Le Dictionnaire Dostoïevski de Michel Niqueux : recommencer Dostoïevski

Statue de Dostoïevski à Moscou © D.R.

Pour le lecteur, entreprendre l’ordre alphabétique est une démarche faussement rassurante : on sait qu’il est possible de filer d’un coup plus loin avant de revenir à la sagesse comptée des poteaux indicateurs. Ce sera une goulée d’un autre air que de suivre à grands ahans Dostoïevski comme une réalité qui échappe mais se tient bien là, en tous ses aspects idéologiques et linguistiques. Ni sa pensée ni son écriture ne se présentent comme explicatives : elles sont exploratrices. Il est impossible de le comprendre par la seule raison. Il nous force à sortir des limites de celle-ci. C’est une bonne chose.

Pour autant, le dictionnaire garde bien sa raison d’être. Ce qui nous est déjà connu rend une nouvelle visite à notre connaissance agréablement alertée ; et, par cela même, tout ce qui nous est encore inconnu se donne mieux à être connu. Les dictionnaires d’ailleurs sont les seuls ouvrages d’étude qui jamais ne livrent une ligne d’ennui. Avec eux, c’est un plaisir singulier d’antichambre, de long cours, de sous-sol et de laboratoire réunis. Cela s’éveille partout et s’agite comme volées de friquets dans les tonnelles, et en fin de compte Dostoïevski s’y trouve à l’aise : le foisonnement est son milieu.

On lui aurait souhaité quelques frères d’esprit, ici absents ou presque absents. Des éditions ultérieures peuvent facilement réparer cette lacune. Un dictionnaire n’a pas de point final. Il ouvre des recherches.

Ainsi, Georges Bernanos, écrivain par excellence des forces du mal et de l’ambivalence du malheur, eût certainement mérité un article plutôt qu’un simple rappel de son nom. Avec, bien sûr, Sous le soleil de Satan, La joie, etc., mais par-dessus tout Monsieur Ouine, Bernanos est dans l’exacte ligne et l’exacte force de Dostoïevski. Tous deux nous entraînent dans une même violence intérieure et les mêmes vertiges. Tous deux aussi (et ce n’est pas un hasard de leurs personnalités respectives) ont connu cette situation particulière d’écrire une partie non négligeable de leur œuvre hors de leur patrie, par choix : Europe pour Dostoïevski (1867-1871), Baléares (1934-1936), puis Brésil (1938-1945) et Tunisie (1945) pour Bernanos.

Ce sont deux errants qui n’ont de cesse de se mettre en porte-à-faux avec leur société. Ils furent, chacun à sa façon, les écrivains des « deux abîmes, celui d’en haut, l’abîme de l’idéal le plus élevé, et celui d’en bas, l’abîme de la chute la plus profonde et la plus malodorante » (voir Les frères Karamazov, cité par Michel Niqueux).

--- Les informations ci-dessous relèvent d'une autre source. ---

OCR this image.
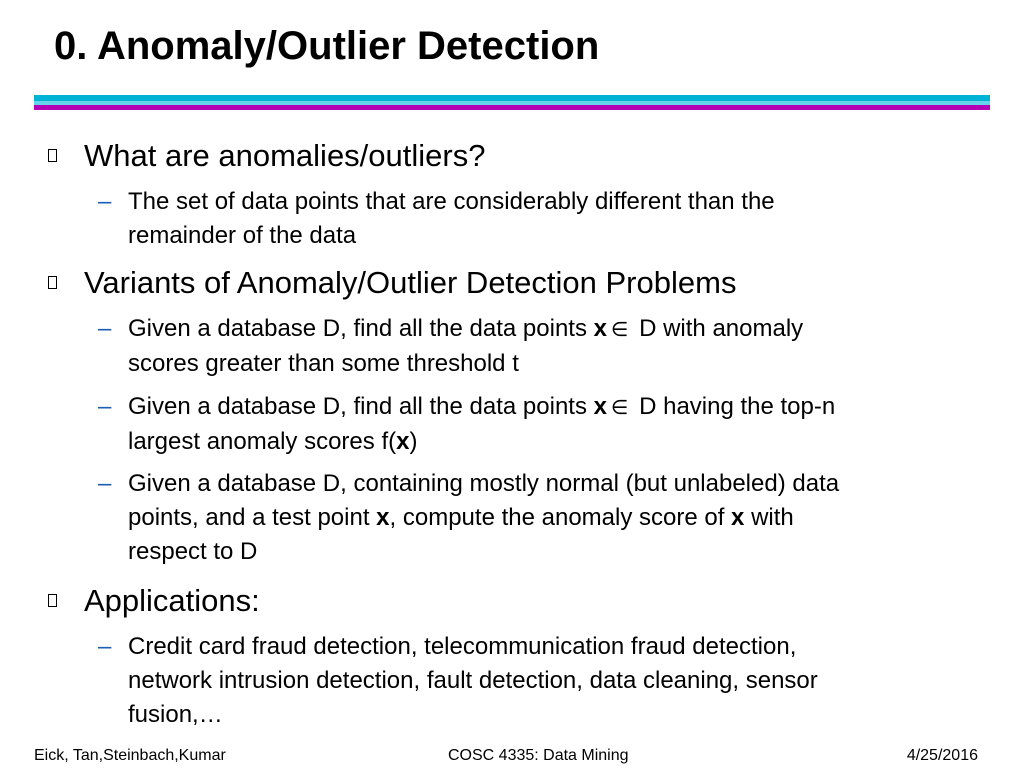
0. Anomaly/Outlier Detection
What are anomalies/outliers?
– The set of data points that are considerably different than the
remainder of the data
Variants of Anomaly/Outlier Detection Problems
– Given a database D, find all the data points x ∈ D with anomaly
scores greater than some threshold t
– Given a database D, find all the data points x ∈ D having the top-n
largest anomaly scores f(x)
– Given a database D, containing mostly normal (but unlabeled) data
points, and a test point x, compute the anomaly score of x with
respect to D
Applications:
– Credit card fraud detection, telecommunication fraud detection,
network intrusion detection, fault detection, data cleaning, sensor
fusion,…
Eick, Tan,Steinbach,Kumar	COSC 4335: Data Mining	4/25/2016
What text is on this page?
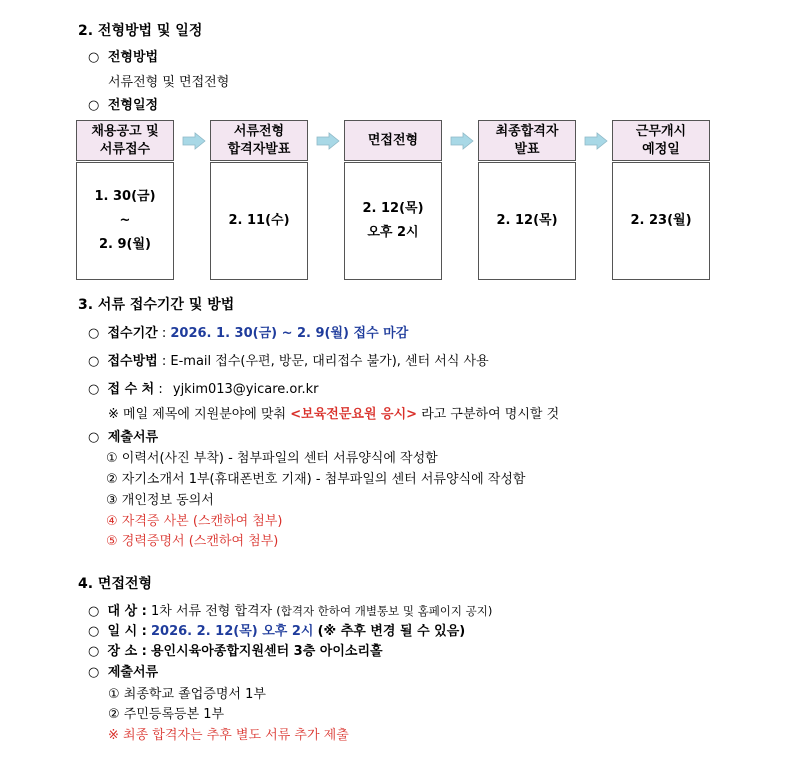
2. 전형방법 및 일정
○ 전형방법
서류전형 및 면접전형
○ 전형일정
채용공고 및
서류접수
1. 30(금)
~
2. 9(월)
서류전형
합격자발표
2. 11(수)
면접전형
2. 12(목)
오후 2시
최종합격자
발표
2. 12(목)
근무개시
예정일
2. 23(월)
3. 서류 접수기간 및 방법
○ 접수기간 : 2026. 1. 30(금) ~ 2. 9(월) 접수 마감
○ 접수방법 : E-mail 접수(우편, 방문, 대리접수 불가), 센터 서식 사용
○ 접 수 처 : yjkim013@yicare.or.kr
※ 메일 제목에 지원분야에 맞춰 <보육전문요원 응시> 라고 구분하여 명시할 것
○ 제출서류
① 이력서(사진 부착) - 첨부파일의 센터 서류양식에 작성함
② 자기소개서 1부(휴대폰번호 기재) - 첨부파일의 센터 서류양식에 작성함
③ 개인정보 동의서
④ 자격증 사본 (스캔하여 첨부)
⑤ 경력증명서 (스캔하여 첨부)
4. 면접전형
○ 대 상 : 1차 서류 전형 합격자 (합격자 한하여 개별통보 및 홈페이지 공지)
○ 일 시 : 2026. 2. 12(목) 오후 2시 (※ 추후 변경 될 수 있음)
○ 장 소 : 용인시육아종합지원센터 3층 아이소리홀
○ 제출서류
① 최종학교 졸업증명서 1부
② 주민등록등본 1부
※ 최종 합격자는 추후 별도 서류 추가 제출
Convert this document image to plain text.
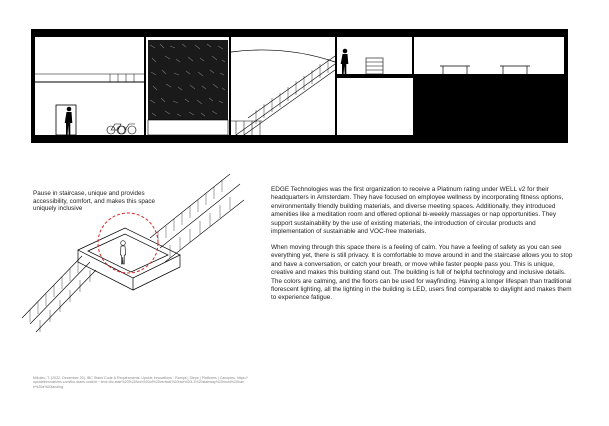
Pause in staircase, unique and provides accessibility, comfort, and makes this space uniquely inclusive

EDGE Technologies was the first organization to receive a Platinum rating under WELL v2 for their headquarters in Amsterdam. They have focused on employee wellness by incorporating fitness options, environmentally friendly building materials, and diverse meeting spaces. Additionally, they introduced amenities like a meditation room and offered optional bi-weekly massages or nap opportunities. They support sustainability by the use of existing materials, the introduction of circular products and implementation of sustainable and VOC-free materials.

When moving through this space there is a feeling of calm. You have a feeling of safety as you can see everything yet, there is still privacy. It is comfortable to move around in and the staircase allows you to stop and have a conversation, or catch your breath, or move while faster people pass you. This is unique, creative and makes this building stand out. The building is full of helpful technology and inclusive details. The colors are calming, and the floors can be used for wayfinding. Having a longer lifespan than traditional florescent lighting, all the lighting in the building is LED, users find comparable to daylight and makes them to experience fatigue.

Mikulec, T. (2022, December 20). IBC Stairs Code & Requirements. Upside Innovations · Ramps | Steps | Platforms | Canopies. https://upsideinnovations.com/ibc-stairs-code/#:~:text=ibc-stair%20%20Non%20of%20vertical%20rise%20L3%20stairway%20must%20have%20a%20landing.
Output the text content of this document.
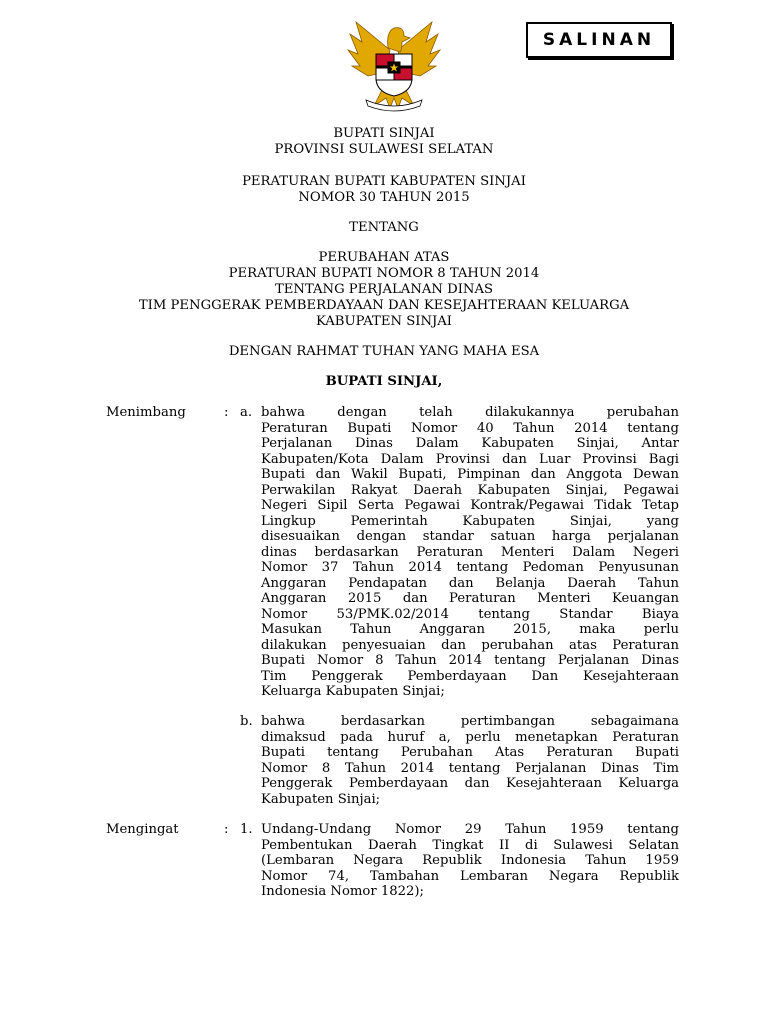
SALINAN
BUPATI SINJAI
PROVINSI SULAWESI SELATAN
PERATURAN BUPATI KABUPATEN SINJAI
NOMOR 30 TAHUN 2015
TENTANG
PERUBAHAN ATAS
PERATURAN BUPATI NOMOR 8 TAHUN 2014
TENTANG PERJALANAN DINAS
TIM PENGGERAK PEMBERDAYAAN DAN KESEJAHTERAAN KELUARGA
KABUPATEN SINJAI
DENGAN RAHMAT TUHAN YANG MAHA ESA
BUPATI SINJAI,
Menimbang	: a. bahwa dengan telah dilakukannya perubahan
Peraturan Bupati Nomor 40 Tahun 2014 tentang
Perjalanan Dinas Dalam Kabupaten Sinjai, Antar
Kabupaten/Kota Dalam Provinsi dan Luar Provinsi Bagi
Bupati dan Wakil Bupati, Pimpinan dan Anggota Dewan
Perwakilan Rakyat Daerah Kabupaten Sinjai, Pegawai
Negeri Sipil Serta Pegawai Kontrak/Pegawai Tidak Tetap
Lingkup Pemerintah Kabupaten Sinjai, yang
disesuaikan dengan standar satuan harga perjalanan
dinas berdasarkan Peraturan Menteri Dalam Negeri
Nomor 37 Tahun 2014 tentang Pedoman Penyusunan
Anggaran Pendapatan dan Belanja Daerah Tahun
Anggaran 2015 dan Peraturan Menteri Keuangan
Nomor 53/PMK.02/2014 tentang Standar Biaya
Masukan Tahun Anggaran 2015, maka perlu
dilakukan penyesuaian dan perubahan atas Peraturan
Bupati Nomor 8 Tahun 2014 tentang Perjalanan Dinas
Tim Penggerak Pemberdayaan Dan Kesejahteraan
Keluarga Kabupaten Sinjai;
b. bahwa berdasarkan pertimbangan sebagaimana
dimaksud pada huruf a, perlu menetapkan Peraturan
Bupati tentang Perubahan Atas Peraturan Bupati
Nomor 8 Tahun 2014 tentang Perjalanan Dinas Tim
Penggerak Pemberdayaan dan Kesejahteraan Keluarga
Kabupaten Sinjai;
Mengingat	: 1. Undang-Undang Nomor 29 Tahun 1959 tentang
Pembentukan Daerah Tingkat II di Sulawesi Selatan
(Lembaran Negara Republik Indonesia Tahun 1959
Nomor 74, Tambahan Lembaran Negara Republik
Indonesia Nomor 1822);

Une entrée Paul Bourget, dans une moindre mesure, aurait pu également figurer, avec Le disciple (1889, traduit en russe l’année même de sa parution, ce qui est significatif) et L’étape (1903, traduit dès 1904). Les thèmes de ces deux romans ne sont pas étrangers à la thématique russe et aux évolutions (comme à l’impact en France) de Tolstoï et de Dostoïevski. Tout cela sur fond de rapprochement politique des deux nations, avec le voyage du tsar en France, notamment sa venue à la cathédrale de Reims et au champ de manœuvres de Mourmelon (1901) dont les magazines de l’époque (L’Illustration et Armée et Marine) offrent de larges reportages photographiques. Le praticable intellectuel n’est jamais dressé bien loin de la scène politique.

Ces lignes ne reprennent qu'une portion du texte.